Sono in spiaggia e mi accingo a fare una passeggiata. Di mattina, a quest’ora non c’è mai molta gente, ma oggi è sabato e i miei occhi si imbattono subito, in una moltitudine di corpi; volente o nolente, si impone la visione dell’altro che in strada è più facile evitare. Qui siamo tutti in costume ed è inevitabile che il corpo faccia mostra di sè. Le donne che incontro sono volti sconosciuti, che a volte catturano il mio interesse, altre mi lasciano indifferente. Si vede di tutto, ma quello che trita in un secondo tutte le certezze, le paranoie sul mio di corpo, è che nessuno è uguale all’altro: è la differenza fra gli esseri umani che passa prima di tutto da qui, dall’avere ognuno la propria carcassa, l’essere infilati ognuno dentro un corpo che specchia un volto, che specchia un cuore, che batte ora più forte ora più adagio, secondo l’intensità del momento in cui lo catturiamo. E sono tutte vive le donne che incontro stamattina, ciascuna a suo modo mi rilancia in testa un tema che mi sta a cuore: la bellezza non assomiglia mai a qualcosa di confezionato, ci vuole un occhio attento per cogliere la perfezione di un corpo in movimento. Questa madre che si china sul figlioletto seduto sulla sabbia, che lo solleva in  un abbraccio per portarlo all’ombra è di una tenerezza struggente, di una bellezza unica. E non sono i cedimenti della sua carne a renderla meno attraente, almeno ai miei occhi; quello che invece vedo è la grazia di quel gesto, è un corpo che risponde a un richiamo e si fa solido nell’atto d’amore verso il figlio.
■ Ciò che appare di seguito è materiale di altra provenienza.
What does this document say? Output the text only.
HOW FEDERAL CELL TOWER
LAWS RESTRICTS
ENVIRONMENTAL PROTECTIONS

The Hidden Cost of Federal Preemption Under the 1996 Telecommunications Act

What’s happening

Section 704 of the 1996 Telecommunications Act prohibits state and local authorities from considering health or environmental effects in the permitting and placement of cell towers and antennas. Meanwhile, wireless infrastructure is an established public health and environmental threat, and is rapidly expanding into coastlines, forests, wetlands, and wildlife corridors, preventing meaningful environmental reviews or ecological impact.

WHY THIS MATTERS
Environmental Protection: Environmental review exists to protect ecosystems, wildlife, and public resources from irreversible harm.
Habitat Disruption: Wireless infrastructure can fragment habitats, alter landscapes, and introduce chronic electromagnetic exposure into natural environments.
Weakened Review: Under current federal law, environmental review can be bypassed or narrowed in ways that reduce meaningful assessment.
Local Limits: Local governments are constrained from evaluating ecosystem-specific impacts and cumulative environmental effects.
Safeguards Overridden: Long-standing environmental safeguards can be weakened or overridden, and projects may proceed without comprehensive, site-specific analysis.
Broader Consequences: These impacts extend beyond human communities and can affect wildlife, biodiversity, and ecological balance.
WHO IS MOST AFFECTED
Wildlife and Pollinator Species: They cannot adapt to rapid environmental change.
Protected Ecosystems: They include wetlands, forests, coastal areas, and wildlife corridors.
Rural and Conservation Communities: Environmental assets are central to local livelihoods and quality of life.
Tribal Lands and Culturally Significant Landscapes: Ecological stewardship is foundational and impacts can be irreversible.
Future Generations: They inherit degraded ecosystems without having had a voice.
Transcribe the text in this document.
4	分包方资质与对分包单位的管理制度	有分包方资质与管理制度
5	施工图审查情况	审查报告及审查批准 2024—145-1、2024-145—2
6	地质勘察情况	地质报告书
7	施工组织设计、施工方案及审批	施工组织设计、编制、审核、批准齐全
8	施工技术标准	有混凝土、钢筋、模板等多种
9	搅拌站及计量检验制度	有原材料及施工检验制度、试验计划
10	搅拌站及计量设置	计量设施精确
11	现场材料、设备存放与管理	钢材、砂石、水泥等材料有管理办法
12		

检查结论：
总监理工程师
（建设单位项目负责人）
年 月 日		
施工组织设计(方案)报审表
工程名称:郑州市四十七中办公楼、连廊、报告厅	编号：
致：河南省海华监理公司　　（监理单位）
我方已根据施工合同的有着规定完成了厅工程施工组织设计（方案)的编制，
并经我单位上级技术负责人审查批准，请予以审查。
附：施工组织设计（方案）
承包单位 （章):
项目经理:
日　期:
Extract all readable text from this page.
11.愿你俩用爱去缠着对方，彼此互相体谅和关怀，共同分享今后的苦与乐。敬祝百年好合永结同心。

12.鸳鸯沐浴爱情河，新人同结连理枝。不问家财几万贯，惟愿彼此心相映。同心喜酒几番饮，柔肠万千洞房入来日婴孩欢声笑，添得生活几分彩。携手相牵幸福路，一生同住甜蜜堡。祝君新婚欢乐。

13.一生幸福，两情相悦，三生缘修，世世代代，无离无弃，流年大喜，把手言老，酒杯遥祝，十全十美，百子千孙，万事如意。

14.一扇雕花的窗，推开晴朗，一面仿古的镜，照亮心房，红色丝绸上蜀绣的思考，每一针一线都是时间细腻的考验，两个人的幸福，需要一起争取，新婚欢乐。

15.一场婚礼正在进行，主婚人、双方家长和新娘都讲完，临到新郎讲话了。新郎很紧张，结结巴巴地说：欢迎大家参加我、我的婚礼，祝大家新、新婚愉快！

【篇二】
Vorrei che quest’immagine mi accompagnasse per sempre, tenerla come una carezza quando sono così dura nei confronti di me stessa, quando non mi lascio scampo, quando cerco una mano tesa.

Ma i corpi più belli sono quelli innamorati, quelli abbandonati sotto il sole su asciugamani che non hanno bisogno di lettini, di ombrelloni, perchè bastano a se stessi e si guardano come se non avessero corpo, solo occhi a sorridere a questo grande evento che è volersi così, e chi se ne frega! Gli occhi indugiano sul corpo non per scovarne i difetti, ma per abbandonarsi a una visione che va oltre l’aspetto e s’incaglia altrove.

Così, questo involucro di cui siamo tutti rivestiti ricopre i nostri pensieri, ammanta le nostre fantasie più recondite, è depositario di sogni che a volte anche noi  fatichiamo a riconoscere come nostri. E’ il primo grido che lanciamo all’altro, su questo nessun dubbio. Il  posto che occupiamo però pertiene ad altre sfere, abbraccia altri mondi, si completa di qualcosa in più, diverso per ciascuno, indispensabile essere e divenire.